The merchant, however, fully explained his reasons for not acceding to the last suggestion, and resolved upon the search.

The three servants were called into the room which Mr. Green denominated his library, and, in the presence of his friend and his wife, they were catechised. They all stoutly denied the crime. They all shed tears, and sobbed, and demanded an investigation. They each resented the suspicion as cruel and unjust. A boy engaged as page and kitchen-assistant was defiant, and hinted vaguely that his father and mother would not stand it; that Mr. Green would hear about it; and that he would not stay in the house another moment after his boxes were searched—which they might be at once.

The search began with the boxes of the young male servant, and nothing was traced in them.

The trunks of the favoured young woman of superior beauty and accomplishments were next searched. In one of them was found one of these trinkets and a duplicate of the other.

Mr. Green’s rage knew no bounds. In vain the girl protested her innocence, and declared it was the wicked device of some wretch for her destruction, or horrid conspiracy by some dreadful enemy to blast her reputation and dishonour her poor parents, which planted the evidence against her.

The merchant told her that if she confessed her crime he might forgive her. She would not admit a crime that, she said, she had not committed.

Mrs. Green remonstrated with the girl about her obstinacy, and advised her that it would be better to confess an offence which was so fairly brought home to her, and against the evidence of which it was impossible for a single moment to contend. The girl threw herself upon her mistress’s sympathy, hoping that she at least could not think her guilty of the crime attributed to her, although appearances were so much against her.

At last, under the cross-fire from these accusers, the young woman, who still refused to confess, dropped into a chair, and, in tones of agony, implored God to witness that she had never taken a thing that did not belong to her from any human being.

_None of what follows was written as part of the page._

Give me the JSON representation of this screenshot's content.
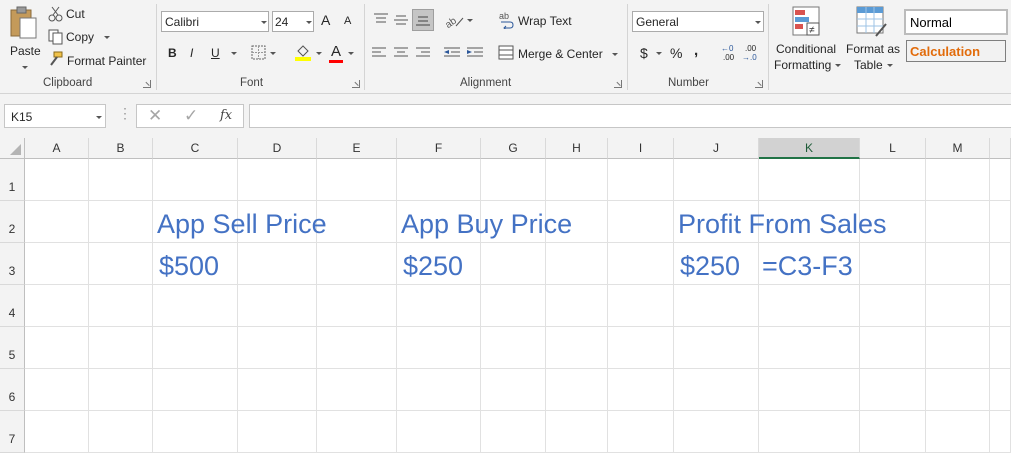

Mr. Green said this was more than he could stand. Such frightful hypocrisy, such horrid cant, such blasphemy, was the grossest outrage upon Heaven he had ever beheld. He told the boy to fetch a policeman, which service the lad rendered with alacrity. The already-convicted thief was given into the custody of the officer, taken to the station-house, and locked up.

The next day at the police-court the evidence of these facts was laid before the magistrate. The pawnbroker who had taken in the pledge was not able to identify the prisoner as the female who had pawned the article; but said that she was about the height, age, and appearance of the prisoner, although he would not swear to her. It was pledged, he said, about the hour of twelve in the morning; and Mrs. Green being called upon to give evidence as to the movements of her servant, with a view of confirming or breaking down the pawnbroker’s suspicion—as the case might be—was obliged to say that Eliza had been out on an errand for her mistress between eleven and twelve o’clock on the day referred to.